The Vietnam era — names like Lynette “Squeaky” Fromme, Bill Ayers and H. Rap Brown come to mind — poisoned America. Ford closed the book. We were able then to go on to the next thing: happier days when the Americans beat the Soviets in hockey and Jimmy Carter, followed by Ronald Reagan and a new generation of prosperity. But the prosperity and power that rose American wealth to its highest post-WW II peak in the Reagan, Bush and Clinton period would not have been possible without Gerry Ford. He was the vital link between chaos and order. Things need to end before they can begin again. And if Obama passes these wars on to Romney, Palin, Huckabee, Rick Perry or anyone else, he will have failed history. Prosperity will not return. America will descend again into chaos.
The Obama group and the Congress today seem to value nothing more than going to meetings. Both parties — but not the new group rising in the NY-23 election — seem stuck in the past. They seem detached. For a cluelessness test, they might be stopped randomly by the press and asked, who are Bella and Edward and what’s up with Taylor and Taylor? If you don’t know, ask a kid.

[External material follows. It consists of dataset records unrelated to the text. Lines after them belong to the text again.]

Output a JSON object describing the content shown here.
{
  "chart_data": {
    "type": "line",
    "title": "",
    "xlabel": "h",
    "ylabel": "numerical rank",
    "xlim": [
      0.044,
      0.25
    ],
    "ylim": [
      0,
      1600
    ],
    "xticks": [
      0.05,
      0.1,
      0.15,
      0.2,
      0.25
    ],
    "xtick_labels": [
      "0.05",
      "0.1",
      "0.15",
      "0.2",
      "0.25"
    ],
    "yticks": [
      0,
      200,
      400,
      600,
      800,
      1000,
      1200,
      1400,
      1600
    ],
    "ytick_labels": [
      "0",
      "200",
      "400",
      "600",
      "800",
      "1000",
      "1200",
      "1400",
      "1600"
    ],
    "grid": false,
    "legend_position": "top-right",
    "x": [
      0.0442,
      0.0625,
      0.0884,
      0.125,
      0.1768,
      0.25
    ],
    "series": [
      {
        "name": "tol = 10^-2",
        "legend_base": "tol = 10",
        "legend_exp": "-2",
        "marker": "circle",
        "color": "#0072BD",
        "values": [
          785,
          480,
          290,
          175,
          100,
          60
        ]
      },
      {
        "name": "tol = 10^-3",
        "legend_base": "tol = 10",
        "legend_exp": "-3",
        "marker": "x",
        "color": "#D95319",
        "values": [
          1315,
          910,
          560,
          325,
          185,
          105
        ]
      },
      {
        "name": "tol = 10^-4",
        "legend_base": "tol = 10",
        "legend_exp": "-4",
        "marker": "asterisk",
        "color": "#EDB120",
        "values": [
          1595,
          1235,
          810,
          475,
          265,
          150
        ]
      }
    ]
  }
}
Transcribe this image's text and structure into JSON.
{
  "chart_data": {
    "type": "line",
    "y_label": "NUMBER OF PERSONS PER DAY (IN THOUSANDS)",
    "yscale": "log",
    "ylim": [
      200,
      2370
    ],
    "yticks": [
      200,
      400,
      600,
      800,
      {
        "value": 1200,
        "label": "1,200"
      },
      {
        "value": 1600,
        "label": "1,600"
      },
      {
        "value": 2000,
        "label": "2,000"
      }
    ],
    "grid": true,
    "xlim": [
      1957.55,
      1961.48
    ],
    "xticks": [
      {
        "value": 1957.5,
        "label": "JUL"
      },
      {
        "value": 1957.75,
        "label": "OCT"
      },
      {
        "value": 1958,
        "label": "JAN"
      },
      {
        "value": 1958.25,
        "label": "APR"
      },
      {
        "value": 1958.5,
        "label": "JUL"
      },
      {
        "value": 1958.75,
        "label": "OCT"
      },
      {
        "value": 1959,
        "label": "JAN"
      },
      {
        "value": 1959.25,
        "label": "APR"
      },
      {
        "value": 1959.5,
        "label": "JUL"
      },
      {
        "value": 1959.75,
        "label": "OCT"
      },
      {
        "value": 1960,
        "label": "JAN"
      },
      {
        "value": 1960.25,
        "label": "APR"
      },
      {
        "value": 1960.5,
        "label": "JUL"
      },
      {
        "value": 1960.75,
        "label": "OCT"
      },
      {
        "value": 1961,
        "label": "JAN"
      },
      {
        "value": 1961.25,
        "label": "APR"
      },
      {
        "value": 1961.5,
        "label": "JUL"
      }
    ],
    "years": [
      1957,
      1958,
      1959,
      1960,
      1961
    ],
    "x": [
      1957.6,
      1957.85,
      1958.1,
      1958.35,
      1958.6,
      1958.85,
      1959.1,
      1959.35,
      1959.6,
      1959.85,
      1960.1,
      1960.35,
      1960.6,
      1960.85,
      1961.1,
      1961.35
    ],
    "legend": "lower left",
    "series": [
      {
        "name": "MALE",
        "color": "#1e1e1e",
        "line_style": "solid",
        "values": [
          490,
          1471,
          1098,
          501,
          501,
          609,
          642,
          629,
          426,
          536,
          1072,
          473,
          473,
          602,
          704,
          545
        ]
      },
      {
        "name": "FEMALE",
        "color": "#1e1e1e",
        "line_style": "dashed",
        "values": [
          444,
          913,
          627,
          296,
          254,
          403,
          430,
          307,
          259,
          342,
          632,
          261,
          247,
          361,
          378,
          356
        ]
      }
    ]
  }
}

Instead of heading out nightly to those big-hair, dress-up, self aggrandizing lobbyist dinners — Newt Gingrich once compared them to those of the Mandarins of the Empress Dowager Ci’an’s court, before he joined them — they might turn on cable to see what is going on in America.
Linda Gray and Larry Hagman have been asked to reprise their Sue Ellen and J.R. Ewing characters for a remake of the Reagan-era soap “Dallas.” Good for Rick Perry and suggests a George W. Bush revival. But to see what’s really going on in the amorphous, uncharted waters of the collective unconscious, plug into “Sons of Anarchy,” the FX production that recently beat Leno in the ratings.
It looks pretty hot, like Kurt Cobain meets Hell Boy. It suggests the awakening days of the rising ’60s when Hell’s Angels and the Bay Area hippies were brother and sister. Days of love and thunder awakened by war across the Pacific. Which suggests a California revival.
Some quotes from the trailer: “Seems like the original idea of the MC was something simpler. You know, social rebellion ... call it a Harley commune ... ” And a mother’s advice to younger woman: “You love the man ... you learn to love the club.” (Harley is family.)
When a local cop stops Jax, the Kurt Cobain guy, and tells him, “I will not look the other way, Jax ... a friendly warning,” Jax replies, “We’re all free men, protected by the Constitution. You look any way you want, Chief.”
Guns, Harleys, the Constitution. Oh my! That’s the rising theme here. This is the new generation and it is soon to be upon us. And David Letterman is afraid of Sarah Palin?